Does that not completely prevent flowering?

“Our bacteria provide the trees with extra anti-blooming hormone, but within a plant there is always a competition between anti-blooming and pro-blooming hormones.

When it is truly springtime, the tree produces so many pro-blooming hormones that they win the competition. So, the special bacteria delay the moment of blooming, but they will never fully suppress it. If necessary, we can also use a kind of built-in shutdown mechanism that allows us to kill the bacteria. That naturally halts hormone production.”


How do you obtain these special hormone-producing bacteria?

“We use the common soil bacterium Pseudomonas fluorescensand modify its DNA in the lab. We insert the genetic recipe for the anti-blooming hormone into the bacterium. Because the bacterium does not differentiate between its own DNA and this 'foreign' genetic material, it produces the hormone within the cell and then releases it. Additionally, we make some extra modifications to the bacterium's DNA. These are safety measures to prevent the bacterium from growing in the wild.”

It feels like we are independent, like a startup: we identified a problem, came up with potential solutions, and selected the best one.

That sounds like quite a task for a group of students with relatively little lab experience.

“For exactly that reasons I feel nervous and excited at the same time. This is our first project where we are working completely independently. We do receive guidance, but during our studies we always worked for someone else or conducted brief experiments during a practical. Now, things are getting serious. Fortunately, we can always rely on the university and our mentors, so we will not fall too deep if experiments fail. Still, it feels like we are independent, like a startup: we identified a problem, came up with potential solutions, and selected the best one. At the same time, we are creating our own website, a logo, seeking funding, and communicating our work to the outside world. A while ago, for example, we taught a class about plants and bacteria at an elementary school.”


That's a lot of tasks. How do you divide the work?

“We are a relatively small group. Five of our students work in the lab to genetically modify the bacterium. The remaining three students simulate and model our idea on the computer. Personally, I am one of the lab rats, and I am constantly amazed by what my groupmates achieve with complex software. For instance, they simulate how a vast community of soil bacteria behaves and interacts with each other. This helps us estimate how our genetically modified bacterium interacts within the complex network of soil bacteria.”

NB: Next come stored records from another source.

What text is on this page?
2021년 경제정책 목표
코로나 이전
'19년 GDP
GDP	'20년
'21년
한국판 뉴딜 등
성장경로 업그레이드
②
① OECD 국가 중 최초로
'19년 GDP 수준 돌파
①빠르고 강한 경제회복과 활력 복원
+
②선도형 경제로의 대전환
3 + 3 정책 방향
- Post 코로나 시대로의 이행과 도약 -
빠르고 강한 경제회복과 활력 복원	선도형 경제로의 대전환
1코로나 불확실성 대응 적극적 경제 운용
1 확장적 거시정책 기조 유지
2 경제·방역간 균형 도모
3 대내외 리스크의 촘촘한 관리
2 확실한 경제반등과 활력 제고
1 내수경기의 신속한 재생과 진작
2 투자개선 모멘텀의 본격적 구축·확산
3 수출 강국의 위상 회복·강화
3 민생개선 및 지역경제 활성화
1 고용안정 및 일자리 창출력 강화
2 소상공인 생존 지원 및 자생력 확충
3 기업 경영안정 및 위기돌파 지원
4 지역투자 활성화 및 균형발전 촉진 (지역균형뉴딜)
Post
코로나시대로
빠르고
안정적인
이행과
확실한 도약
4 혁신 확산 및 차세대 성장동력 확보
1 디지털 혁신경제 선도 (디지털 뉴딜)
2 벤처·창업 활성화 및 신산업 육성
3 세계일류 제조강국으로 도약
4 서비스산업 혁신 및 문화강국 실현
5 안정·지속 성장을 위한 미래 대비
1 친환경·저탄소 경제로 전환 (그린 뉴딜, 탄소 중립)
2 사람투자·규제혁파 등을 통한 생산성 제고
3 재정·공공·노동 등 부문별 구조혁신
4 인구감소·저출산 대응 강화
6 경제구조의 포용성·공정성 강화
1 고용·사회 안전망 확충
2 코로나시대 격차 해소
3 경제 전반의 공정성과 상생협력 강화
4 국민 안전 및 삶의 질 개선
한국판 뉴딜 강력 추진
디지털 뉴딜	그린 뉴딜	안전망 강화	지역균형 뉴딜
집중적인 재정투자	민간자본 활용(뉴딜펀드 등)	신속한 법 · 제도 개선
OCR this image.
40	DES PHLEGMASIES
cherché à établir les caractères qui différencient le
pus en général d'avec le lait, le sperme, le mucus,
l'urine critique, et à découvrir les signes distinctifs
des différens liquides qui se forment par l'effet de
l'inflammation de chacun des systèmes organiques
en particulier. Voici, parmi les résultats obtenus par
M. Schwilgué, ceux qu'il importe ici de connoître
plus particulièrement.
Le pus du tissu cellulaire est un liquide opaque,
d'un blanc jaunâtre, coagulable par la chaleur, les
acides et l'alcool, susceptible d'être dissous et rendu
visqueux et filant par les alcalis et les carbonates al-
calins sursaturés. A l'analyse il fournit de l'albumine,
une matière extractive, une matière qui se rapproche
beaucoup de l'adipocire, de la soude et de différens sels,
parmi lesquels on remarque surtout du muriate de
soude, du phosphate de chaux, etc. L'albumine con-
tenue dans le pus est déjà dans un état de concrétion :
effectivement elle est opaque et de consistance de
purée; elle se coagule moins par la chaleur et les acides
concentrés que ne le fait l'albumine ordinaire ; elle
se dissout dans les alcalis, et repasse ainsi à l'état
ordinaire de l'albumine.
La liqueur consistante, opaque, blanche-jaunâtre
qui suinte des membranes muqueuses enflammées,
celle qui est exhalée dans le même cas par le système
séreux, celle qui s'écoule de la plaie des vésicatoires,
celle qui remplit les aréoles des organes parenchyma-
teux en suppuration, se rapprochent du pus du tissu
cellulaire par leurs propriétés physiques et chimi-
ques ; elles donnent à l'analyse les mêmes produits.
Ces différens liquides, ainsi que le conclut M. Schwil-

Our team is filled with talented and motivated students. That is why I trust that we will end up somewhere at the top.

How do you rate your chances of winning?

“During the finals, all teams receive a bronze, silver, or gold medal. In the last years, the Wageningen team has consistently received the gold medal, the highest recognition, signifying their work was excellent. We aim to maintain that high standard and secure a gold medal once again. Besides the medals, teams also win awards in various categories during the finals, ranging from the best promotional video to the best presentation, the best project in sustainability, and the best plant project. Of course, there is also a grand prize for the best team.

iGEM teams usually consist of around fourteen students. We are only eight, and the competition runs until November. That is when we need to have a proof of concept. With only 24 hours in a day, we will likely accomplish less than other teams. But I feel optimistic. Our team is filled with talented and motivated students. That is why I trust that we will end up somewhere at the top.”

What is iGEM?

iGEM is an international competition where student teams from around the world use synthetic biology to solve global problems. Topics range from medical applications to improving the environment and creating more or healthier food. This year, over four hundred teams are competing, and they will come together during the finale in Paris from 2 to 5 November. During the so-called Grand Jamboree, all teams present their work, and a jury evaluates each team on various aspects.